J.K. Rowling nega demissão de ator após apoio à comunidade trans

Autora de Harry Potter rebate rumores sobre saída de Paapa Essiedu da série e volta a causar polêmica com declarações sobre identidade de gênero

A escritora J.K. Rowling voltou a movimentar o debate público neste domingo (4), ao responder rumores de que teria pedido a demissão do ator Paapa Essiedu da nova série de Harry Potter, em produção pela HBO.

O boato surgiu depois de Essiedu, conhecido por sua atuação em I May Destroy You, assinar uma petição em apoio à proteção dos direitos da comunidade trans na indústria do entretenimento do Reino Unido.
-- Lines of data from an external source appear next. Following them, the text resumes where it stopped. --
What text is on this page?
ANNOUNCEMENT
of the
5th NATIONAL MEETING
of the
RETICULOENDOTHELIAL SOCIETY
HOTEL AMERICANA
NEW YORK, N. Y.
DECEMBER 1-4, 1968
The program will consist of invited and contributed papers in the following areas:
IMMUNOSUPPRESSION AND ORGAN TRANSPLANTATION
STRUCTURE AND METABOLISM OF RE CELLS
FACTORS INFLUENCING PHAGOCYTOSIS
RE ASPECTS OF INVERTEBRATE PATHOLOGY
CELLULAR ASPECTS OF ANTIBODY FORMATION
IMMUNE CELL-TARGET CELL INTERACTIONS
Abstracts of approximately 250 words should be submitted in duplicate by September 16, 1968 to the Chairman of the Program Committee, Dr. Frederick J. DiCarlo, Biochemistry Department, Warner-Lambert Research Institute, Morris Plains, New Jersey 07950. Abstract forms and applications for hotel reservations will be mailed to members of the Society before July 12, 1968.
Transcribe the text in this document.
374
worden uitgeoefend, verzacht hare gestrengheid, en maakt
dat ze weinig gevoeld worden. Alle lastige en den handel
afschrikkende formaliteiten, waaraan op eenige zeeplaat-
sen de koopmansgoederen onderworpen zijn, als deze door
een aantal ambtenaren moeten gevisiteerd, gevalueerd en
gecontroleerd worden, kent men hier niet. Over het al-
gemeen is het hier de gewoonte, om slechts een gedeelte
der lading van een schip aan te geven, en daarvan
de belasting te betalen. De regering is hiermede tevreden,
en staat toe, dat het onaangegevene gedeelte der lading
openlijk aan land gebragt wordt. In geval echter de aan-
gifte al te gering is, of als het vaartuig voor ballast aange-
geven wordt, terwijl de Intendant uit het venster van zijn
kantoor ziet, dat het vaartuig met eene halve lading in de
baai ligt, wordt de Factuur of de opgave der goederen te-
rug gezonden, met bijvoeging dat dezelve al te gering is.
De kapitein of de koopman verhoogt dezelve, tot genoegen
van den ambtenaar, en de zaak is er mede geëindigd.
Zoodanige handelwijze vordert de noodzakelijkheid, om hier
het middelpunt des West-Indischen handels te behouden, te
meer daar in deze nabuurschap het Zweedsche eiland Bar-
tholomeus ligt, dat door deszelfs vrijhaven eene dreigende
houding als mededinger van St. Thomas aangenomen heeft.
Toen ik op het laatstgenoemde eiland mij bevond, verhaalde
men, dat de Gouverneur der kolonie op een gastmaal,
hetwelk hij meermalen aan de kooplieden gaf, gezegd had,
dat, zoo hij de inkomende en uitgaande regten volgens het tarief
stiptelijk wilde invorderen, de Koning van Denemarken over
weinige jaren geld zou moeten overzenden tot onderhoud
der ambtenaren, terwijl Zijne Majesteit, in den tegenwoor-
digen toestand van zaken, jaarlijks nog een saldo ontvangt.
A manifestação ocorreu logo após a Suprema Corte britânica definir, em decisão histórica e polêmica, que o conceito legal de mulher deve se basear exclusivamente no sexo biológico.

A medida gerou intensa repercussão social e política no país, reacendendo discussões sobre direitos trans, representatividade e inclusão em diferentes setores.

Rowling, que desde 2020 enfrenta críticas por declarações classificadas como transfóbicas, utilizou suas redes sociais para negar qualquer envolvimento na possível saída de Essiedu da série.

A autora ironizou o gesto do ator, sugerindo que não se sente intimidada por manifestações contrárias às suas opiniões. “É impressionante como alguns acham que um abaixo-assinado me fará mudar de ideia”, escreveu.

Apesar da negativa quanto a pressões nos bastidores, Rowling aproveitou para reafirmar sua posição: ela não reconhece mulheres trans como mulheres, argumentando que a distinção deve permanecer estritamente biológica.

A postura reforça o distanciamento entre a criadora de Harry Potter e parte do próprio público que cresceu com seus livros, incluindo fãs e profissionais que passaram a se manifestar abertamente contra suas falas.

A nova série de Harry Potter, anunciada pela HBO Max em 2023, já vinha enfrentando críticas sobre fidelidade ao material original e recepção pública.

Com a recente controvérsia, o clima nos bastidores ficou ainda mais delicado. Fontes ligadas à produção apontam que não há decisão oficial sobre mudanças no elenco, mas a repercussão amplia a pressão sobre a Warner Bros. Discovery, responsável pelo projeto.

Enquanto isso, fãs seguem divididos: de um lado, defensores da autora que afirmam que ela exerce apenas sua liberdade de expressão; de outro, críticos que enxergam suas falas como um discurso que legitima preconceito contra pessoas trans.

A série ainda não tem data de estreia confirmada, mas carrega consigo não apenas o peso da franquia literária de maior sucesso do século XXI, como também a responsabilidade de lidar com debates atuais sobre diversidade, representatividade e respeito às identidades.